What did @calxshreds actually say?
The creator answered a viewer question about whether 300mg/week of testosterone with enclomiphene is safe for a first cycle. Their core argument: PCT is "stupid and outdated," first cycles should be treated as potentially lifelong commitments, and HCG at "750 IU per week, 250 IU per week" is a better option than enclomiphene for preserving testicular function on cycle. They also plugged a source called "ROHM" for obtaining HCG.
A few things to unpack here. The creator conflates enclomiphene (a selective estrogen receptor modulator, or SERM) with something to avoid, while positioning HCG as the cleaner alternative. They also frame a 300mg weekly testosterone dose, which is a supraphysiologic bodybuilding dose, as something close to a reasonable TRT starting point. That framing deserves scrutiny.
Does the science back this up?
Partially. The core physiology around HCG is accurate, but several clinical details are either garbled or missing entirely.
HCG does mimic luteinizing hormone (LH). When exogenous testosterone suppresses the hypothalamic-pituitary-gonadal (HPG) axis, intratesticular testosterone drops sharply even if serum testosterone is high. Coviello et al. (2005, Journal of Clinical Endocrinology and Metabolism) confirmed that HCG co-administration during exogenous testosterone use preserves intratesticular testosterone and maintains testicular volume. That part the creator got right.
The claim that enclomiphene is a SERM that acts at the hypothalamus is also broadly correct. Wiehle et al. (2014, Andrology) showed enclomiphene raises LH and FSH through hypothalamic estrogen receptor blockade. However, the assertion that it causes "nasty issues" is vague, unsubstantiated in this context, and appears to serve a product recommendation more than a clinical argument. Enclomiphene is actively studied as a fertility-preserving alternative to TRT precisely because it maintains the HPG axis. Dismissing it without evidence is not balanced advice.
What did they get wrong (or right)?
They got the HCG mechanism right. They got the enclomiphene mechanism mostly right. Everything else is shakier.
- The dose numbers are contradictory. The creator says "750 IU per week, 250 IU per week" in the same breath. These are two different protocols and conflating them without context creates confusion. Standard clinical HCG co-administration in TRT literature typically uses 250-500 IU administered two to three times per week (Ramasamy et al., 2015, Fertility and Sterility). No single universally correct dose exists, and presenting numbers without that context is irresponsible.
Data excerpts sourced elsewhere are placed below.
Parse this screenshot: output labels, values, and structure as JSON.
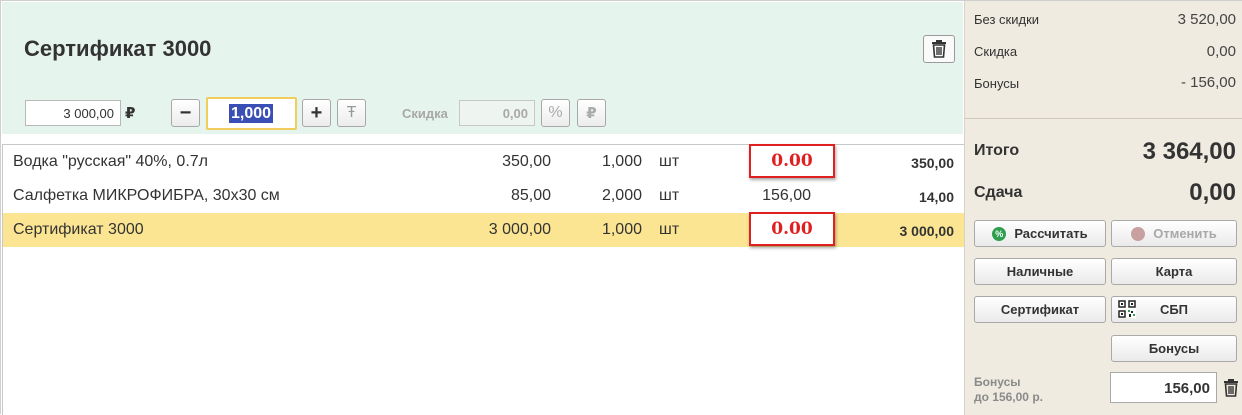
{
  "product": {
    "title": "Сертификат 3000",
    "price": "3 000,00",
    "currency": "₽",
    "quantity": "1,000",
    "discount_label": "Скидка",
    "discount_value": "0,00",
    "percent_symbol": "%",
    "ruble_symbol": "₽",
    "minus": "−",
    "plus": "+",
    "text_symbol": "Ŧ"
  },
  "items": [
    {
      "name": "Водка \"русская\" 40%, 0.7л",
      "price": "350,00",
      "qty": "1,000",
      "unit": "шт",
      "discount": "0.00",
      "sum": "350,00",
      "highlighted": true,
      "selected": false
    },
    {
      "name": "Салфетка МИКРОФИБРА, 30х30 см",
      "price": "85,00",
      "qty": "2,000",
      "unit": "шт",
      "discount": "156,00",
      "sum": "14,00",
      "highlighted": false,
      "selected": false
    },
    {
      "name": "Сертификат 3000",
      "price": "3 000,00",
      "qty": "1,000",
      "unit": "шт",
      "discount": "0.00",
      "sum": "3 000,00",
      "highlighted": true,
      "selected": true
    }
  ],
  "summary": {
    "no_discount_label": "Без скидки",
    "no_discount_value": "3 520,00",
    "discount_label": "Скидка",
    "discount_value": "0,00",
    "bonus_label": "Бонусы",
    "bonus_value": "- 156,00",
    "total_label": "Итого",
    "total_value": "3 364,00",
    "change_label": "Сдача",
    "change_value": "0,00"
  },
  "buttons": {
    "calculate": "Рассчитать",
    "cancel": "Отменить",
    "cash": "Наличные",
    "card": "Карта",
    "certificate": "Сертификат",
    "sbp": "СБП",
    "bonuses": "Бонусы"
  },
  "bonus_panel": {
    "line1": "Бонусы",
    "line2": "до 156,00 р.",
    "value": "156,00"
  },
  "colors": {
    "header_bg": "#e6f4ee",
    "selected_row": "#fbe592",
    "discount_highlight": "#e02020",
    "right_panel_bg": "#efebe0",
    "calculate_icon": "#2e9e4f",
    "cancel_icon": "#c8a0a0"
  }
}
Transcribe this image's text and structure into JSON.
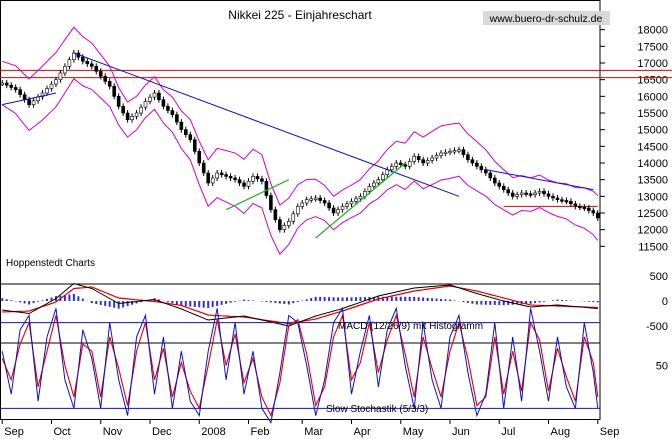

- "PCT is stupid and outdated" is an opinion dressed as fact. Recovery of the HPG axis after cessation is real and documented. Turek et al. have published on successful axis recovery after steroid cycles, particularly in younger men with shorter exposure. PCT outcomes vary enormously by individual, cycle length, and compounds used.
- Framing 300mg/week as a "first cycle" starting point is problematic. Physiologic TRT doses are typically 100-200mg/week. Recommending 300mg to an audience that may include people with no medical oversight is not responsible harm reduction.
- Directing viewers to purchase HCG from a commercial chat source is a regulatory red flag. HCG is a prescription medication in most jurisdictions. Sourcing it outside licensed pharmacy channels is both legally questionable and medically unsafe.
What should you actually know?
The underlying question, whether HCG or enclomiphene better preserves testicular function during exogenous androgen use, is a legitimate clinical question. The answer is not as simple as this video implies.
HCG directly stimulates Leydig cells via LH receptor binding, which maintains intratesticular testosterone and sperm production. This is well-supported. Enclomiphene works upstream by blocking hypothalamic estrogen receptors, increasing endogenous LH and FSH, which only helps if the testicular machinery is still responsive. During heavy exogenous androgen use, the upstream approach may be less effective because suppression is already occurring at multiple levels. In that specific context, HCG has more direct evidence.
But "enclomiphene causes nasty issues" without citation is not a clinical argument. It is a sales pitch. Enclomiphene's side effect profile in clinical trials has generally been mild, including headache and visual disturbances at higher doses, similar to other SERMs. Wiehle et al. (2014) reported no serious adverse events at therapeutic doses.
Anyone considering hormone management, whether for TRT, fertility, or performance purposes, should be doing this with a physician who can monitor labs, not based on a 90-second TikTok tied to a product link.